Reordering data after migration

Deployment options: Netezza Performance Server for Cloud Pak for Data System

Learn how to order data after you migrated from PureData System for Analytics to Netezza Performance Server.

The PureData System for Analytics (TwinFin, Mako, Striper) and Netezza Performance Server boxes have different data slice configurations. To cut down on the amount of data that needed scanning, your PureData System for Analytcis might have relied on well ordered tables and zonemaps. However, when you migrate data from one generation of a system to another generation, the migrated data is not going to be migrated on the same data slices, nor in the same order. This includes nzrestore, nz_restore, nz_migrate and other migration commands.

Note that when data is moved, the natural order of the data is disrupted. It is important that the natural order of the migrated data is restored once the migration process is completed. This ensures that you don't encounter any issues after migration.

Checking data ordering

To check whether or not a query is (or isn't) making use of zonemaps, you can look at the *.pln file.

Detail 98620_21 table 158475/159304.76/160935 scan 18/19.75/23

This is an example of a good use of zonemaps. Only about 1/1000th of the whole data had to be scanned for this table/query.

Detail 2730534_81 table 33122/34768.89/37139 scan 30619/32226.61/34278

For this table/query, a full table scan had to be performed.

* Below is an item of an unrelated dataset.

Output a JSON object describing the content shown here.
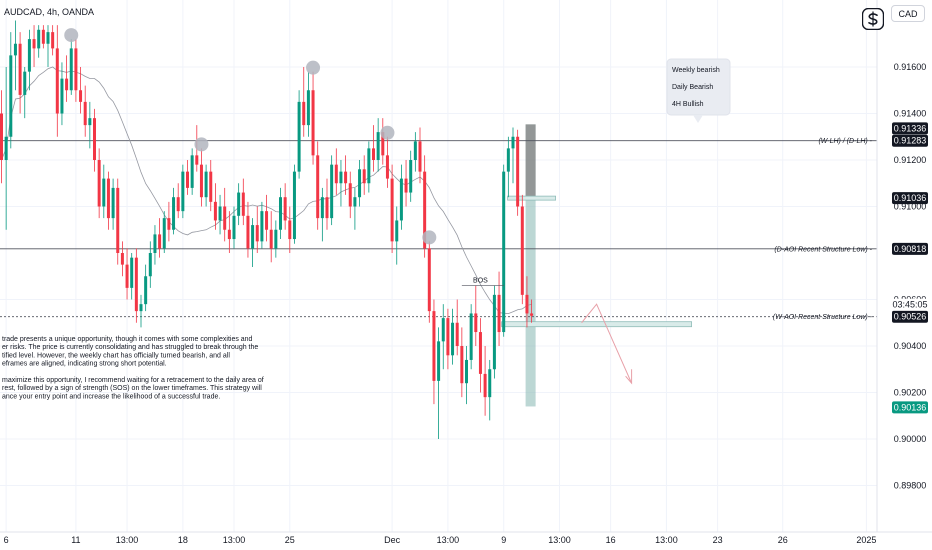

So this will tell you everything you need to know about THIS query. But if you want to compare "apples to oranges", then you really need a copy of that other plan as well. To see how much data it had to scan.

Data reordering

For this, select large tables, the ones with more than 10 million rows. The larger the table, the more important this is if you want to be able to reduce the amount of data that has to be scanned for any given query.

CBT tables

If a table already has an ORGANIZE ON clause, run the GROOM command:
groom table <tableName> records all;
Non-CBT tables

You might be already sorting your table as part of the ETL processing and you know what columns work best for you for organizing the data.

If not, you can run the nz_sort_order script against the original source table. The script looks at the existing zonemap information for the table and tries to compute a % sorted for each of the columns. That information can help you choose the proper sort key.

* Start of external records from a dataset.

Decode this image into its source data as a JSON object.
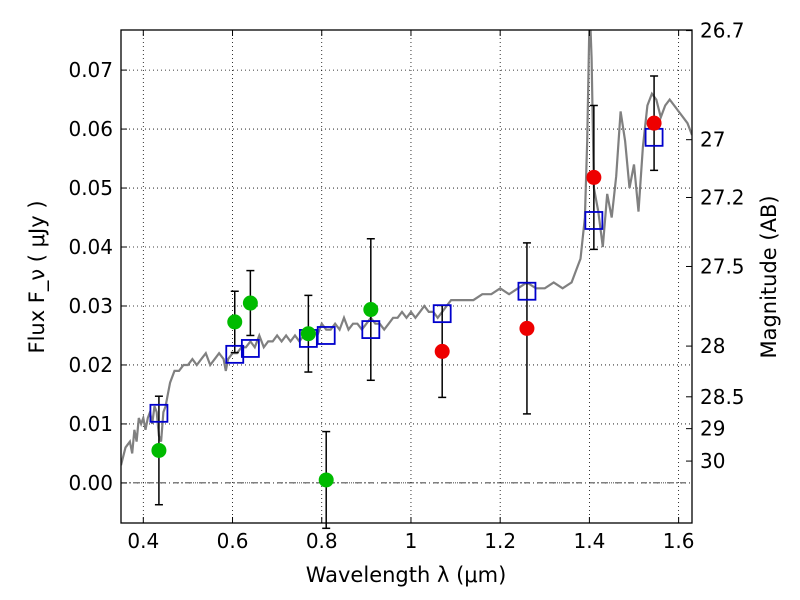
{
  "chart_data": {
    "type": "scatter",
    "xlabel": "Wavelength  λ (μm)",
    "ylabel": "Flux  F_ν  ( μJy )",
    "ylabel_right": "Magnitude (AB)",
    "xlim": [
      0.35,
      1.63
    ],
    "ylim": [
      -0.0068,
      0.0768
    ],
    "grid": true,
    "x_ticks": [
      0.4,
      0.6,
      0.8,
      1.0,
      1.2,
      1.4,
      1.6
    ],
    "x_tick_labels": [
      "0.4",
      "0.6",
      "0.8",
      "1",
      "1.2",
      "1.4",
      "1.6"
    ],
    "y_ticks": [
      0.0,
      0.01,
      0.02,
      0.03,
      0.04,
      0.05,
      0.06,
      0.07
    ],
    "y_tick_labels": [
      "0.00",
      "0.01",
      "0.02",
      "0.03",
      "0.04",
      "0.05",
      "0.06",
      "0.07"
    ],
    "right_ticks": [
      {
        "label": "26.7",
        "flux": 0.0767
      },
      {
        "label": "27",
        "flux": 0.0582
      },
      {
        "label": "27.2",
        "flux": 0.0484
      },
      {
        "label": "27.5",
        "flux": 0.0367
      },
      {
        "label": "28",
        "flux": 0.0232
      },
      {
        "label": "28.5",
        "flux": 0.0146
      },
      {
        "label": "29",
        "flux": 0.0092
      },
      {
        "label": "30",
        "flux": 0.0037
      }
    ],
    "colors": {
      "model": "#808080",
      "template_boxes": "#0000cc",
      "green_points": "#00bb00",
      "red_points": "#ee0000",
      "errorbars": "#000000"
    },
    "series": [
      {
        "key": "model_spectrum",
        "style": "line",
        "x": [
          0.35,
          0.36,
          0.37,
          0.375,
          0.38,
          0.385,
          0.39,
          0.395,
          0.4,
          0.405,
          0.41,
          0.415,
          0.42,
          0.425,
          0.43,
          0.435,
          0.44,
          0.445,
          0.45,
          0.455,
          0.46,
          0.47,
          0.48,
          0.49,
          0.5,
          0.51,
          0.52,
          0.53,
          0.54,
          0.55,
          0.56,
          0.57,
          0.58,
          0.585,
          0.59,
          0.6,
          0.61,
          0.62,
          0.63,
          0.64,
          0.65,
          0.66,
          0.67,
          0.68,
          0.69,
          0.7,
          0.71,
          0.72,
          0.73,
          0.74,
          0.75,
          0.76,
          0.77,
          0.78,
          0.79,
          0.8,
          0.81,
          0.82,
          0.83,
          0.84,
          0.85,
          0.86,
          0.87,
          0.88,
          0.89,
          0.9,
          0.91,
          0.92,
          0.93,
          0.94,
          0.95,
          0.96,
          0.97,
          0.98,
          0.99,
          1.0,
          1.01,
          1.02,
          1.03,
          1.04,
          1.05,
          1.06,
          1.07,
          1.08,
          1.09,
          1.1,
          1.12,
          1.14,
          1.16,
          1.18,
          1.2,
          1.22,
          1.24,
          1.26,
          1.28,
          1.3,
          1.32,
          1.34,
          1.36,
          1.37,
          1.38,
          1.39,
          1.395,
          1.4,
          1.402,
          1.405,
          1.41,
          1.415,
          1.42,
          1.43,
          1.44,
          1.45,
          1.46,
          1.47,
          1.48,
          1.49,
          1.5,
          1.51,
          1.52,
          1.53,
          1.54,
          1.55,
          1.56,
          1.57,
          1.58,
          1.59,
          1.6,
          1.61,
          1.62,
          1.63
        ],
        "y": [
          0.003,
          0.006,
          0.007,
          0.005,
          0.009,
          0.007,
          0.011,
          0.01,
          0.011,
          0.009,
          0.011,
          0.012,
          0.01,
          0.013,
          0.012,
          0.008,
          0.007,
          0.012,
          0.013,
          0.015,
          0.017,
          0.019,
          0.019,
          0.02,
          0.02,
          0.021,
          0.02,
          0.021,
          0.022,
          0.02,
          0.021,
          0.022,
          0.021,
          0.019,
          0.021,
          0.022,
          0.022,
          0.023,
          0.023,
          0.024,
          0.023,
          0.025,
          0.023,
          0.024,
          0.024,
          0.025,
          0.024,
          0.025,
          0.024,
          0.025,
          0.024,
          0.025,
          0.025,
          0.026,
          0.025,
          0.027,
          0.026,
          0.026,
          0.027,
          0.026,
          0.028,
          0.026,
          0.027,
          0.027,
          0.026,
          0.027,
          0.028,
          0.027,
          0.027,
          0.026,
          0.027,
          0.028,
          0.028,
          0.029,
          0.028,
          0.029,
          0.028,
          0.029,
          0.03,
          0.029,
          0.029,
          0.028,
          0.029,
          0.03,
          0.031,
          0.031,
          0.031,
          0.031,
          0.032,
          0.032,
          0.033,
          0.032,
          0.033,
          0.034,
          0.033,
          0.033,
          0.034,
          0.033,
          0.034,
          0.036,
          0.038,
          0.045,
          0.058,
          0.078,
          0.078,
          0.072,
          0.05,
          0.048,
          0.046,
          0.04,
          0.049,
          0.045,
          0.052,
          0.063,
          0.058,
          0.05,
          0.054,
          0.046,
          0.057,
          0.064,
          0.066,
          0.065,
          0.062,
          0.064,
          0.065,
          0.064,
          0.063,
          0.062,
          0.061,
          0.059
        ]
      },
      {
        "key": "template_boxes",
        "style": "open-square",
        "x": [
          0.435,
          0.605,
          0.64,
          0.77,
          0.81,
          0.91,
          1.07,
          1.26,
          1.41,
          1.545
        ],
        "y": [
          0.0118,
          0.0218,
          0.0228,
          0.0245,
          0.025,
          0.026,
          0.0287,
          0.0325,
          0.0445,
          0.0586
        ]
      },
      {
        "key": "green_points",
        "style": "filled-circle",
        "x": [
          0.435,
          0.605,
          0.64,
          0.77,
          0.81,
          0.91
        ],
        "y": [
          0.0055,
          0.0273,
          0.0305,
          0.0253,
          0.0005,
          0.0294
        ],
        "err": [
          0.0092,
          0.0052,
          0.0055,
          0.0065,
          0.0082,
          0.012
        ]
      },
      {
        "key": "red_points",
        "style": "filled-circle",
        "x": [
          1.07,
          1.26,
          1.41,
          1.545
        ],
        "y": [
          0.0223,
          0.0262,
          0.0518,
          0.061
        ],
        "err": [
          0.0078,
          0.0145,
          0.0122,
          0.008
        ]
      }
    ]
  }
}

Once you have decided on how to best sort the data, perform the following steps to reorder the data:
  1. Run the ALTER TABLE and ORGANIZE ON commands.

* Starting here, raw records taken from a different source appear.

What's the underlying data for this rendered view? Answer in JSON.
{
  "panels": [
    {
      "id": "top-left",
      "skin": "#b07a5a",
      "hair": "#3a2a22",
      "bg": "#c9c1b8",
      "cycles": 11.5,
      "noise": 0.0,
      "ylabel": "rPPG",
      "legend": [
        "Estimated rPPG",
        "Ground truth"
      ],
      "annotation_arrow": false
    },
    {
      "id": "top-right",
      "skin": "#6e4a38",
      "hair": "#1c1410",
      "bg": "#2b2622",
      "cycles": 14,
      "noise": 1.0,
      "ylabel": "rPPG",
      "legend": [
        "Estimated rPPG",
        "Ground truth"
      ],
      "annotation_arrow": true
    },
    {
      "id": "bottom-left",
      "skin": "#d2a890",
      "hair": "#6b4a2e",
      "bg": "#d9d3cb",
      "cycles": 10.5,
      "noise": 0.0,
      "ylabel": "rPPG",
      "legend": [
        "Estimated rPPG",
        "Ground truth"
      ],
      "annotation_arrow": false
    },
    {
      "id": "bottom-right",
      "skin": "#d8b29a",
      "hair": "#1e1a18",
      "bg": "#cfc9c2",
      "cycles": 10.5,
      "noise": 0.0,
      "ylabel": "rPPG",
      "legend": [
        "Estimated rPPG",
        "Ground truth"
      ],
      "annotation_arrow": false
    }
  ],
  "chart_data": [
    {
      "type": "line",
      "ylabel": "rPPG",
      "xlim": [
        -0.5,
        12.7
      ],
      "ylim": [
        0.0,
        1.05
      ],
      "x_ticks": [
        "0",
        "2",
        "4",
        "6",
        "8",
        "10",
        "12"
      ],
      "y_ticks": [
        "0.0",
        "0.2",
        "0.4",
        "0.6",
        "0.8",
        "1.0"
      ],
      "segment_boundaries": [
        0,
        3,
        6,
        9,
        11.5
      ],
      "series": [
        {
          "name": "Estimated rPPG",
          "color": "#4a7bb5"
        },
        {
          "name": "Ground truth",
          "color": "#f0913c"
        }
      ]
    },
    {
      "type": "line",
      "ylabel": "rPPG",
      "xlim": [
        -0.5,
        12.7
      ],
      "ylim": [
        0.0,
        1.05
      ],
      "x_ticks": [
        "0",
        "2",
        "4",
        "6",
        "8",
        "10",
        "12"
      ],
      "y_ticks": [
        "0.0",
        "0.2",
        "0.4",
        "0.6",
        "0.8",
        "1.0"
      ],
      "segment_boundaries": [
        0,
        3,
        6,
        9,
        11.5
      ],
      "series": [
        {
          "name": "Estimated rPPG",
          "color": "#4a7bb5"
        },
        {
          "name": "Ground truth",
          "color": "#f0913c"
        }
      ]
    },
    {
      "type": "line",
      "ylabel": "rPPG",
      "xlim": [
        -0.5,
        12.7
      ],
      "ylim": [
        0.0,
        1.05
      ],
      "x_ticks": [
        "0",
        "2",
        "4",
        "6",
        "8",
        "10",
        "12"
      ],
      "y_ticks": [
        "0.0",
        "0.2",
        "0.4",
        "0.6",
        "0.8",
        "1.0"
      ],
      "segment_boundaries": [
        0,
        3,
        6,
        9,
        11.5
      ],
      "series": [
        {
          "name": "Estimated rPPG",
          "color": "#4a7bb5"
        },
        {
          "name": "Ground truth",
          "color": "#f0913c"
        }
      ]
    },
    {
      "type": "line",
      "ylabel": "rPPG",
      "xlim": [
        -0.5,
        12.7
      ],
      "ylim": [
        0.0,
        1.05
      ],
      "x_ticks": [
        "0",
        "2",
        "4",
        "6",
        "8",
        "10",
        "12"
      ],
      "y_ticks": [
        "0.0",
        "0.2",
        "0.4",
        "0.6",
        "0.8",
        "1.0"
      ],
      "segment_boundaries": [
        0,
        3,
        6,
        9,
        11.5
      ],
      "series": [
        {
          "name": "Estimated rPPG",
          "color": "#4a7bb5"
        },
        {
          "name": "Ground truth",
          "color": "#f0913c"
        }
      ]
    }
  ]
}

    As a result, your table is now recognized as a clustered base table.

  2. Run the GROOM command:
    groom table <tableName> records all;

    This command performs the actual sort/reorganization of the data in the table.

Alternatively, you can create a copy of the table and sort it on the fly by running the CREATE TABLE AS and ORDER BY commands. For more information about CTAS, see CREATE TABLE AS.